Pour faire diversion à leur arrivée aux abords du bâtiment, d’autres membres du SA postés à quelques dizaines de mètres tirent avec un lance-roquettes LRAC-F1 en direction du balcon, faisant croire à une attaque. Les gardiens de l’ambassade répliquent en direction de l’origine du feu. Le commando profite de la fusillade pour faire exploser les projecteurs et les lampadaires afin de pouvoir agir dans l’obscurité.

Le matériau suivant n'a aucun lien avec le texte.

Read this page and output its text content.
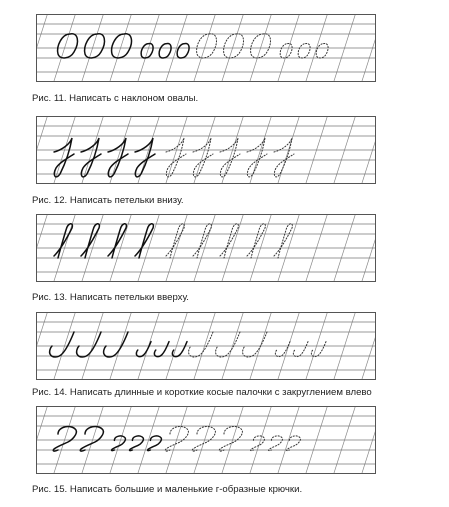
Рис. 11. Написать с наклоном овалы.
Рис. 12. Написать петельки внизу.
Рис. 13. Написать петельки вверху.
Рис. 14. Написать длинные и короткие косые палочки с закруглением влево
Рис. 15. Написать большие и маленькие г-образные крючки.
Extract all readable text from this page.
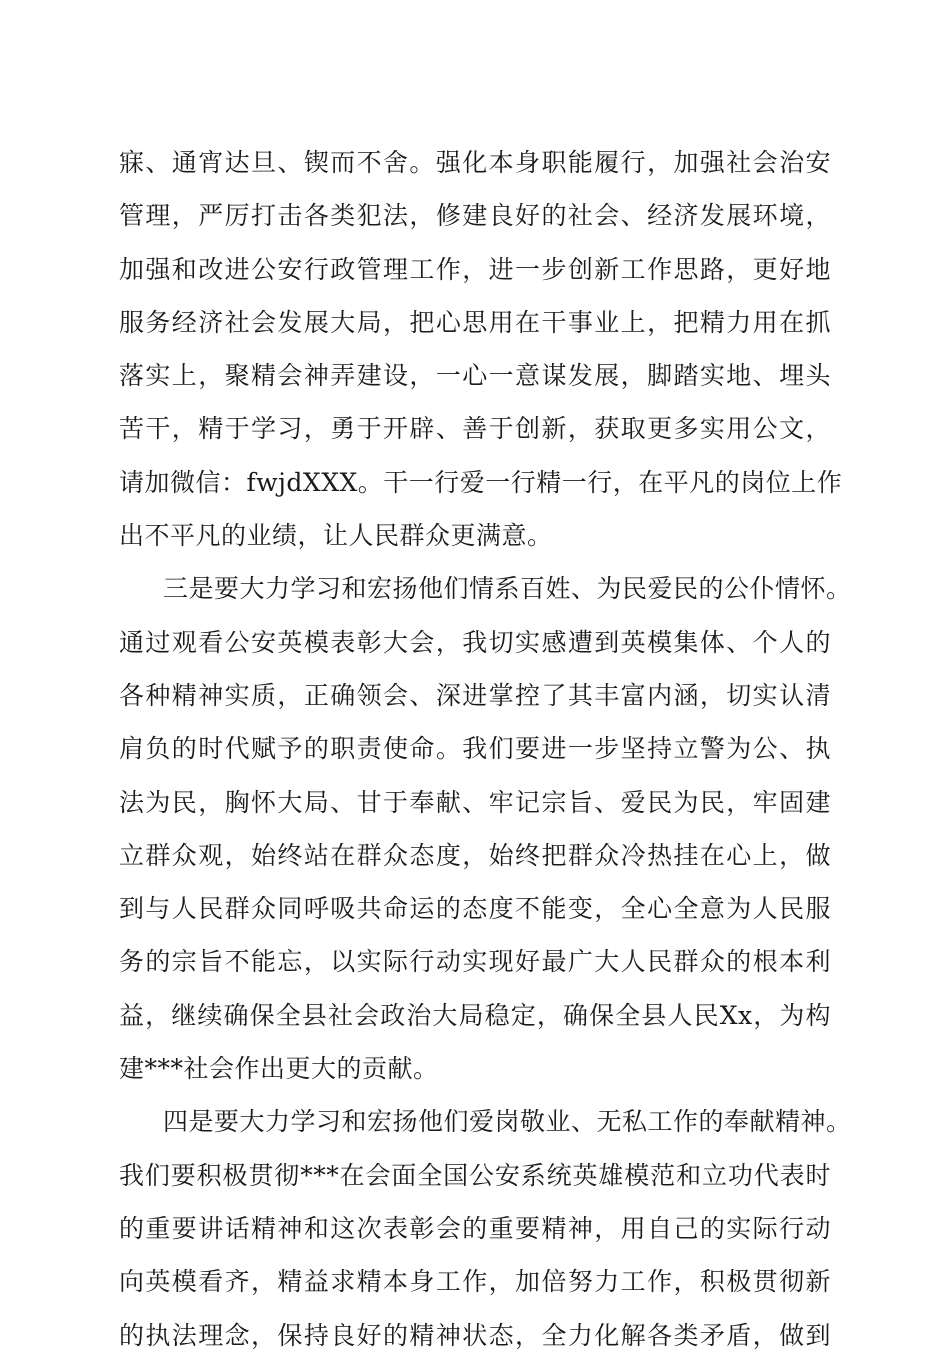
寐、通宵达旦、锲而不舍。强化本身职能履行，加强社会治安
管理，严厉打击各类犯法，修建良好的社会、经济发展环境，
加强和改进公安行政管理工作，进一步创新工作思路，更好地
服务经济社会发展大局，把心思用在干事业上，把精力用在抓
落实上，聚精会神弄建设，一心一意谋发展，脚踏实地、埋头
苦干，精于学习，勇于开辟、善于创新，获取更多实用公文，
请加微信：fwjdXXX。干一行爱一行精一行，在平凡的岗位上作
出不平凡的业绩，让人民群众更满意。
三是要大力学习和宏扬他们情系百姓、为民爱民的公仆情怀。
通过观看公安英模表彰大会，我切实感遭到英模集体、个人的
各种精神实质，正确领会、深进掌控了其丰富内涵，切实认清
肩负的时代赋予的职责使命。我们要进一步坚持立警为公、执
法为民，胸怀大局、甘于奉献、牢记宗旨、爱民为民，牢固建
立群众观，始终站在群众态度，始终把群众冷热挂在心上，做
到与人民群众同呼吸共命运的态度不能变，全心全意为人民服
务的宗旨不能忘，以实际行动实现好最广大人民群众的根本利
益，继续确保全县社会政治大局稳定，确保全县人民Xx，为构
建***社会作出更大的贡献。
四是要大力学习和宏扬他们爱岗敬业、无私工作的奉献精神。
我们要积极贯彻***在会面全国公安系统英雄模范和立功代表时
的重要讲话精神和这次表彰会的重要精神，用自己的实际行动
向英模看齐，精益求精本身工作，加倍努力工作，积极贯彻新
的执法理念，保持良好的精神状态，全力化解各类矛盾，做到
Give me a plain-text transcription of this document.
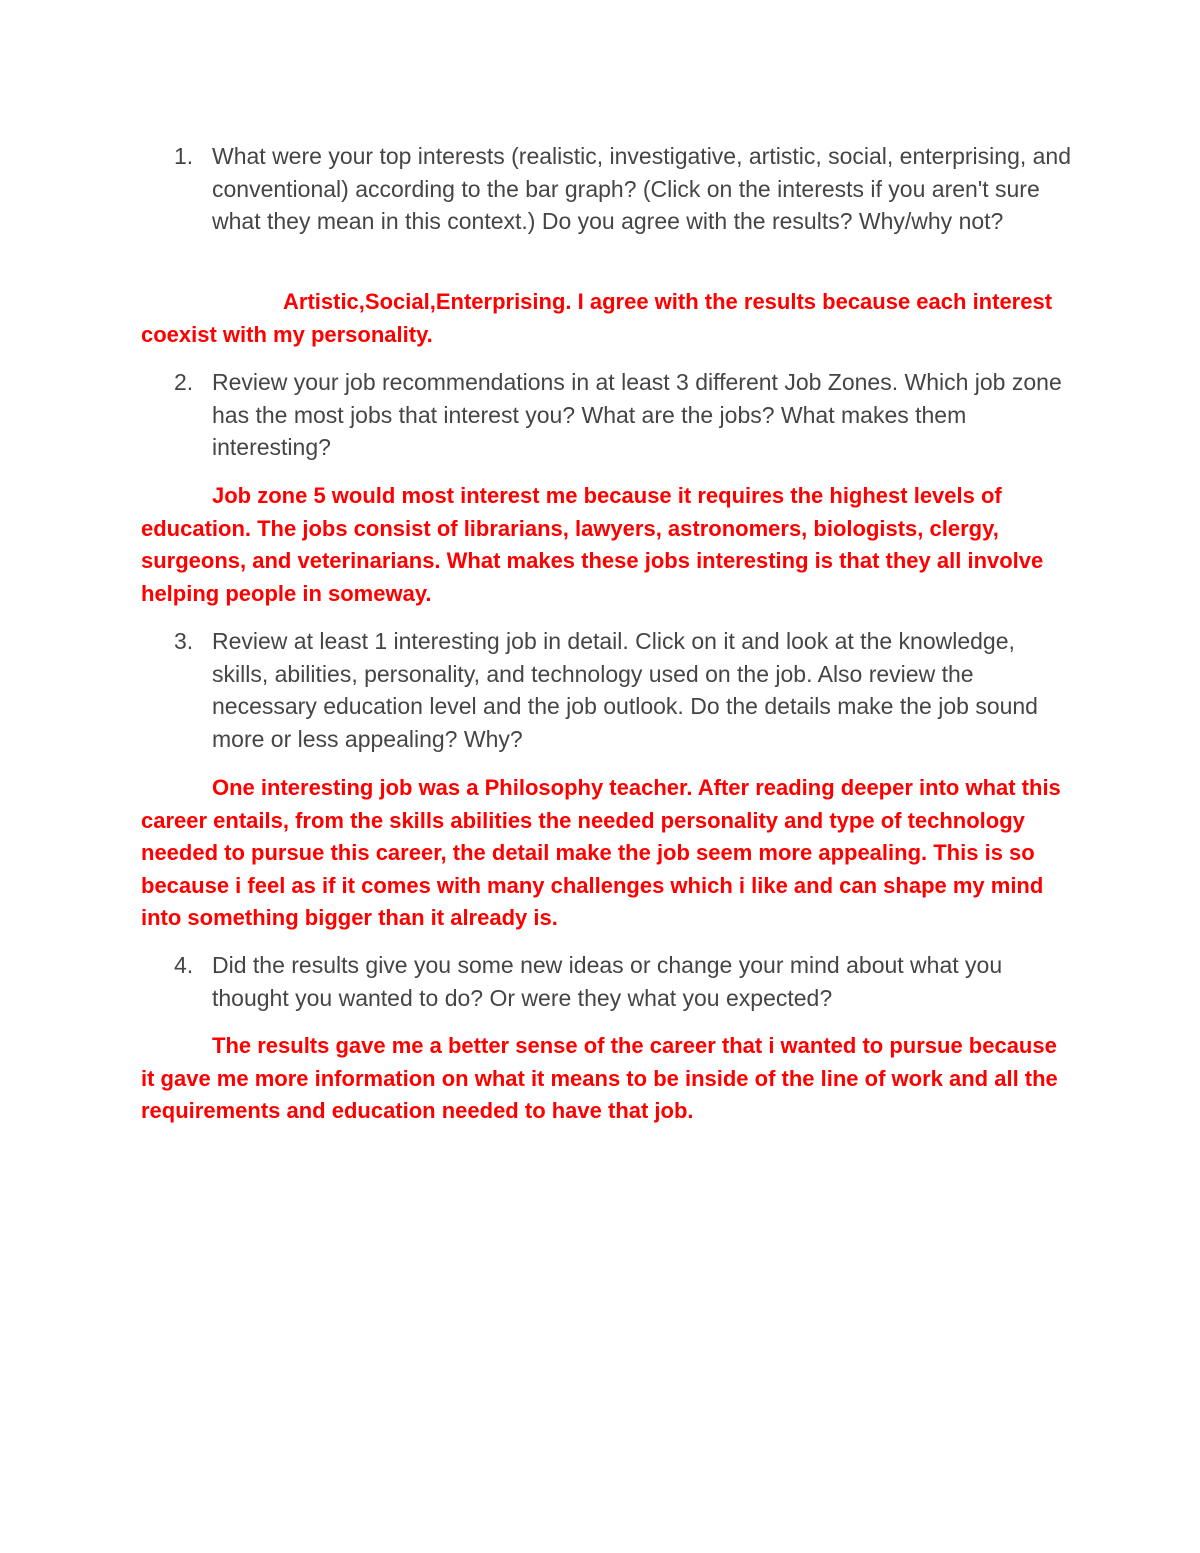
1. What were your top interests (realistic, investigative, artistic, social, enterprising, and conventional) according to the bar graph? (Click on the interests if you aren't sure what they mean in this context.) Do you agree with the results? Why/why not?
Artistic,Social,Enterprising. I agree with the results because each interest coexist with my personality.
2. Review your job recommendations in at least 3 different Job Zones. Which job zone has the most jobs that interest you? What are the jobs? What makes them interesting?
Job zone 5 would most interest me because it requires the highest levels of education. The jobs consist of librarians, lawyers, astronomers, biologists, clergy, surgeons, and veterinarians. What makes these jobs interesting is that they all involve helping people in someway.
3. Review at least 1 interesting job in detail. Click on it and look at the knowledge, skills, abilities, personality, and technology used on the job. Also review the necessary education level and the job outlook. Do the details make the job sound more or less appealing? Why?
One interesting job was a Philosophy teacher. After reading deeper into what this career entails, from the skills abilities the needed personality and type of technology needed to pursue this career, the detail make the job seem more appealing. This is so because i feel as if it comes with many challenges which i like and can shape my mind into something bigger than it already is.
4. Did the results give you some new ideas or change your mind about what you thought you wanted to do? Or were they what you expected?
The results gave me a better sense of the career that i wanted to pursue because it gave me more information on what it means to be inside of the line of work and all the requirements and education needed to have that job.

Les deux hommes qui ont pris place dans la Jeep piégée reçoivent l’ordre d’armer les trois retardateurs mécaniques de marque Lip, avec un délai d’une quinzaine de minutes, puis de rejoindre les deux autres véhicules et de quitter rapidement la zone. « Jusque-là, tout fonctionnait normalement, se souvient Jean-Michel B. Nous avons roulé jusqu’au port, nous attendions l’explosion quinze minutes plus tard. Mais elle n’a pas eu lieu. » L’un des équipiers a bien appuyé sur les retardateurs, comme prévu. Ses collègues estiment qu’il a peut-être mal enclenché le mécanisme, considéré comme assez sensible. À moins que les détonateurs n’aient pas été bien reliés aux charges. « Certains ont dit ensuite que les systèmes avaient été sabotés ou que nous ne voulions pas vraiment faire sauter les charges, commente Paul C. C’est totalement faux. Nous avions des ordres de l’Élysée et nous nous sommes entraînés toute la journée, mais il y a simplement eu un problème technique que nous n’avons pas pu éclaircir. »
Après de longues minutes d’attente, les deux Jeep reviennent près de l’ambassade. Deux membres du commando s’approchent à pied du véhicule piégé afin d’évaluer la situation, malgré les risques encourus. Derrière eux, leurs coéquipiers décident d’utiliser leur LRAC-F1 pour tenter de faire exploser la Jeep. « Si cela avait marché, nous aurions eu au moins deux morts : nos deux camarades qui marchaient vers le véhicule », estime Paul C. Mais la poisse semble coller à l’équipe du SA : leurs roquettes touchent seulement le moteur, empêchant la mise à feu des explosifs, placés sur le siège arrière. Le bruit attire une patrouille de l’armée libanaise, qui arrive rapidement à proximité de la Jeep piégée. Il est trop tard. Il ne reste plus qu’à abandonner la partie — en laissant sur place le véhicule, dont l’origine française sera aisément identifiée. « Les militaires libanais ont vite compris de quoi il s’agissait, raconte Jean-Michel B. Ils ont ensuite voulu rendre la Jeep aux soldats français. Ils ont montré d’autres retardateurs non percutés qu’ils avaient récupérés dans la boîte à gants, et ceux-là fonctionnaient parfaitement. Nous sommes rentrés en France avec une immense frustration. »
Maigre consolation : exfiltrés sans encombre du Liban via Larnaca, les membres du commando seront reçus secrètement par le ministre de la Défense, Charles Hernu, qui estimera que les Iraniens ont tout de même compris le message. Une dizaine d’agents du SA repartiront immédiatement à Beyrouth pour mener d’autres opérations clandestines durant plusieurs mois.